Я уже двинулся домой, и тут мне повстречался какой-то парень в жестком картузе, с двустволкой на плече. Он стрелял дроздов. Паренек показал мне настоящее место, на самой опушке. «Они тянут через развилку в чернолесье», — сказал он. Я пошел туда, спугнув двух-трех жирных дроздов, и стал под березками. Минут через пять, не поверив собственным ушам, я услышал такое отчетливое, громкое, такое буквальное «хорх», будто его произносил человек.
Оглянулся и сразу увидел вальдшнепа. Как и все куликовые, он казался в полете куда больше, чем на самом деле, и летел он быстрее, чем я ожидал.
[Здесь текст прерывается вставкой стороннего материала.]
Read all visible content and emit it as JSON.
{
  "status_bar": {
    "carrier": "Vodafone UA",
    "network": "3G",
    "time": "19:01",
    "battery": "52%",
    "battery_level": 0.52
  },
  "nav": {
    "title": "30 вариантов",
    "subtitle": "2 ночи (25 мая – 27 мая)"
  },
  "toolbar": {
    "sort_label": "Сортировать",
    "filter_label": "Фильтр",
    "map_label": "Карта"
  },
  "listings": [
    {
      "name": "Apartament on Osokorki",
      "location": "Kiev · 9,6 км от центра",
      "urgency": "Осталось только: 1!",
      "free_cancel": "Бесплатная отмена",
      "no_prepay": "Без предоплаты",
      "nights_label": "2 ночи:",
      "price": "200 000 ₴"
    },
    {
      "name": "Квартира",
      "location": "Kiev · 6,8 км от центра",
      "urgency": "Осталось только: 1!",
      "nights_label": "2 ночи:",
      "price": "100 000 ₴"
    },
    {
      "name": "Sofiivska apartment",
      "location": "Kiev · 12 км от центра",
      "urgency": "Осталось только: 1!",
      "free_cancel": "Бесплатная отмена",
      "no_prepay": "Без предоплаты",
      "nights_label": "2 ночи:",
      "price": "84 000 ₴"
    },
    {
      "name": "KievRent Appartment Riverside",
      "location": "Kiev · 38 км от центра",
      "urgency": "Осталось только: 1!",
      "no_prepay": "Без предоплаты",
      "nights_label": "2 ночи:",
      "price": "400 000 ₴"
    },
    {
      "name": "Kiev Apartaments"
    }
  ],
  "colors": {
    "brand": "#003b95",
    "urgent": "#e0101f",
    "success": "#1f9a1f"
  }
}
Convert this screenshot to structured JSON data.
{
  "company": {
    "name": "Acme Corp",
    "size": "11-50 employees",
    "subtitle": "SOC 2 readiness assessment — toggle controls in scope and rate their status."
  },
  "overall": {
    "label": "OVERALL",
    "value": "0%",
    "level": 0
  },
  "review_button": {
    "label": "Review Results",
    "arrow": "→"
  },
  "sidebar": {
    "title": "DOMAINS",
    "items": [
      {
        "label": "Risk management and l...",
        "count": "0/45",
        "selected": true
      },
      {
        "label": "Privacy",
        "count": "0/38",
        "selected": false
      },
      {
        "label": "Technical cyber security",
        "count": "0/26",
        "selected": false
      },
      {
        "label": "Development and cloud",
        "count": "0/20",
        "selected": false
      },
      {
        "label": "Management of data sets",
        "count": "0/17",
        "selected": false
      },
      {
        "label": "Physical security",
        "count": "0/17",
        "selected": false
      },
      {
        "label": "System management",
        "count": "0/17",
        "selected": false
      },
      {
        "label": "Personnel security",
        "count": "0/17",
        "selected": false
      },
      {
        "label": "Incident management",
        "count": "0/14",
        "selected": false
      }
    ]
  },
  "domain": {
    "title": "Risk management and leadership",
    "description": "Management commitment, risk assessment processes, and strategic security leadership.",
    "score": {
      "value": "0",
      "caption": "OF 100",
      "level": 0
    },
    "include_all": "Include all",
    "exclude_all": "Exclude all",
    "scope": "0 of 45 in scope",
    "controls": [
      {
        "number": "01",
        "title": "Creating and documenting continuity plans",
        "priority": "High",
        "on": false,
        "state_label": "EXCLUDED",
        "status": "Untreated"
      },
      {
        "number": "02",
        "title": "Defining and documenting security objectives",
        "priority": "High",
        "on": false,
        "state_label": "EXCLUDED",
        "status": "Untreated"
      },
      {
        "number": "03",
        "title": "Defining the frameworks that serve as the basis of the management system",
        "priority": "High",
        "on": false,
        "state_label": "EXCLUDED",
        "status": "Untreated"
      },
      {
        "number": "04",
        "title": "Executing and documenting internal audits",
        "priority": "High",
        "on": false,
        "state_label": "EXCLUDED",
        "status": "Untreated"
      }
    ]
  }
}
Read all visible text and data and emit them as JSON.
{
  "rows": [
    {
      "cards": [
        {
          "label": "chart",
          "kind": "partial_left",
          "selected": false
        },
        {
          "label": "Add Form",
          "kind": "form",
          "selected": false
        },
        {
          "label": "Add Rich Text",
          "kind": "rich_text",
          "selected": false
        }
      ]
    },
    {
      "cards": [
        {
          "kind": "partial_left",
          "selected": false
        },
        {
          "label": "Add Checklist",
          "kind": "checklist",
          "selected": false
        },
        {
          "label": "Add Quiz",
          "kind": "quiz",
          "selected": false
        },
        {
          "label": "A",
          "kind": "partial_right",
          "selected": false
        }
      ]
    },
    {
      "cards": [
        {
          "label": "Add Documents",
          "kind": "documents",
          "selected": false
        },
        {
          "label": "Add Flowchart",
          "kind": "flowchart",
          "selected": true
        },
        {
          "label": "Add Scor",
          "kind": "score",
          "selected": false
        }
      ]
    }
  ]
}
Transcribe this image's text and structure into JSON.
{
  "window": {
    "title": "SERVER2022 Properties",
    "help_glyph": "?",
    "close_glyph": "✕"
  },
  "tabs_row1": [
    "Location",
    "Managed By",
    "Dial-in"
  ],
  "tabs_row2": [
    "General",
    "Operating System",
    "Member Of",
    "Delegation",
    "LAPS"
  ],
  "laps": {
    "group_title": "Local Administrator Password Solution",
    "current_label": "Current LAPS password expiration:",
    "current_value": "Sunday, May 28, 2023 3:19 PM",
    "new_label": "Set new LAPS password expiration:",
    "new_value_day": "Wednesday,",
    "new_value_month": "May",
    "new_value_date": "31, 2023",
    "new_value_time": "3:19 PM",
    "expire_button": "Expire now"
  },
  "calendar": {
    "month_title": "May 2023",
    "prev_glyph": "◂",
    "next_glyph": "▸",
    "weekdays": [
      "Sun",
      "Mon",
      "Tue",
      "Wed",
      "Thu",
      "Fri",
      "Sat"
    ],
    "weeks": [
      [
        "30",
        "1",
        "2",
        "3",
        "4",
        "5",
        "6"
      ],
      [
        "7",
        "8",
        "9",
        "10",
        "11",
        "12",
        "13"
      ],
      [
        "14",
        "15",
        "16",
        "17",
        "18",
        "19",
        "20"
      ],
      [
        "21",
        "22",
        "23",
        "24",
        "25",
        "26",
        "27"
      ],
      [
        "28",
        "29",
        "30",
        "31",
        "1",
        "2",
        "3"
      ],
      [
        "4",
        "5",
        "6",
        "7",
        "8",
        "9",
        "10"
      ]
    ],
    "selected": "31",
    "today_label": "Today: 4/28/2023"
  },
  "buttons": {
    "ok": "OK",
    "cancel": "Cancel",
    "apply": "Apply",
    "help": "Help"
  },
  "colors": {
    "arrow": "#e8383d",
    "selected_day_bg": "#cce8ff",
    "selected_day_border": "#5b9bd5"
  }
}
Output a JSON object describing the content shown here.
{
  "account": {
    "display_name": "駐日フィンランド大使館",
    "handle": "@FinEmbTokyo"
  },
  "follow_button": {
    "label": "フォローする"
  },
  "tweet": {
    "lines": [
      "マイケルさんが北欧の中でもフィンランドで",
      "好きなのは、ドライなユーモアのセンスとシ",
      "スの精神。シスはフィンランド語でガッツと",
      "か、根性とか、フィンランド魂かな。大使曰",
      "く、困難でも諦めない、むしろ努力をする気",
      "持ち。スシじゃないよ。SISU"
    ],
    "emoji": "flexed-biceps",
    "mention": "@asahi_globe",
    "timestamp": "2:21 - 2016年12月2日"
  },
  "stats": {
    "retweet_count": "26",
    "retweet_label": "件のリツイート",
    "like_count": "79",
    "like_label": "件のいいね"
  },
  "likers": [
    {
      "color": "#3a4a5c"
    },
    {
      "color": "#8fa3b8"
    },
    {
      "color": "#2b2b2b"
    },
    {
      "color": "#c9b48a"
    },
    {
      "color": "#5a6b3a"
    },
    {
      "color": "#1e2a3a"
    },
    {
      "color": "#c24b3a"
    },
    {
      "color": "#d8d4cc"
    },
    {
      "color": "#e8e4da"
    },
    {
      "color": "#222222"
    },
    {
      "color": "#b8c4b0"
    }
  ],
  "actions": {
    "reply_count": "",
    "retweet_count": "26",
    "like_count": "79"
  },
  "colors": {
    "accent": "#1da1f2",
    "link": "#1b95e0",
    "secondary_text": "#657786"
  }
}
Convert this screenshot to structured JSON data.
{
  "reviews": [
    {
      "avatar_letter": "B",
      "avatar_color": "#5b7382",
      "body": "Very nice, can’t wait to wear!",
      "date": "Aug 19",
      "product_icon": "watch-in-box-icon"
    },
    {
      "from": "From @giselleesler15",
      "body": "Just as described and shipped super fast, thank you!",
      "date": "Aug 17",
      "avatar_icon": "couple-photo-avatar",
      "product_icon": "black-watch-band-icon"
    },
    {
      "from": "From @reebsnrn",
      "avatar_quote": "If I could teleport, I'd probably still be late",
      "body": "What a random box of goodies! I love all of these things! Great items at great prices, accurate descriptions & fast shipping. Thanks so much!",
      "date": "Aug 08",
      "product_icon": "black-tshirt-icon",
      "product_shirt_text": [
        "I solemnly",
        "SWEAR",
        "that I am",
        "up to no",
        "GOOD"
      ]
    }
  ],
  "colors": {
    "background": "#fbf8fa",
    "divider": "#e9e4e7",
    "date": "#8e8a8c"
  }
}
Плохо прицелившись, я выстрелил. Он продолжал лететь и скрылся за деревьями. Но все, что может дать охота, я испытал.
Божественная осень, какой не было с довоенной поры. Все горит золотом. Березы нежно и сильно желты днем, тепло, в розоватость — в предвечернюю пору. Свежезелена ольха, осины обтрясли почти все свои красноватые листочки, зелены кусты, лозняк и огромные ветлы над Десной, их зелень чуть припудрена серебристым пеплом. Приглядишься — зеленого вроде бы хватает, а вокруг все желто.
Когда я подошел к окну, воробьи разом вспорхнули с фанерки, усыпанной пшеном. Какой-то миг они просуществовали в воздухе черной, трепещущей тучкой и исчезли. С фанерки, подвязанной к березовому суку, осыпались золотые крупинки.
Я оглянул сад. Слева, у крыльца, могучая, старая ель от нижних, развалистых лап до островершка была усыпана красивыми, неведомыми в наших местах птичками.
Одни, раздув грудное оперение нежно-сиреневого цвета, утопили в нем головки, другие, свесившись с веток в ловкой манере акробата-поползня, похвалялись изящными оранжевыми сюртучками, третьи, гомозясь возле ствола, посверкивали янтарными спинками; одна птичка чистила о кору носик, сама невидимая в хвое, она показывала лишь темнобархатные щечки, другая, устроившись на самой верхушке, горела фазаньим многоцветьем. И я странно долго верил этому райскому нашествию на бедный наш сад, пока не понял вдруг, что виной тому закатное солнце, упершееся в ель своими медными лучами. Это оно так сказочно расцветило воробьев, перелетевших на ель с кормушки.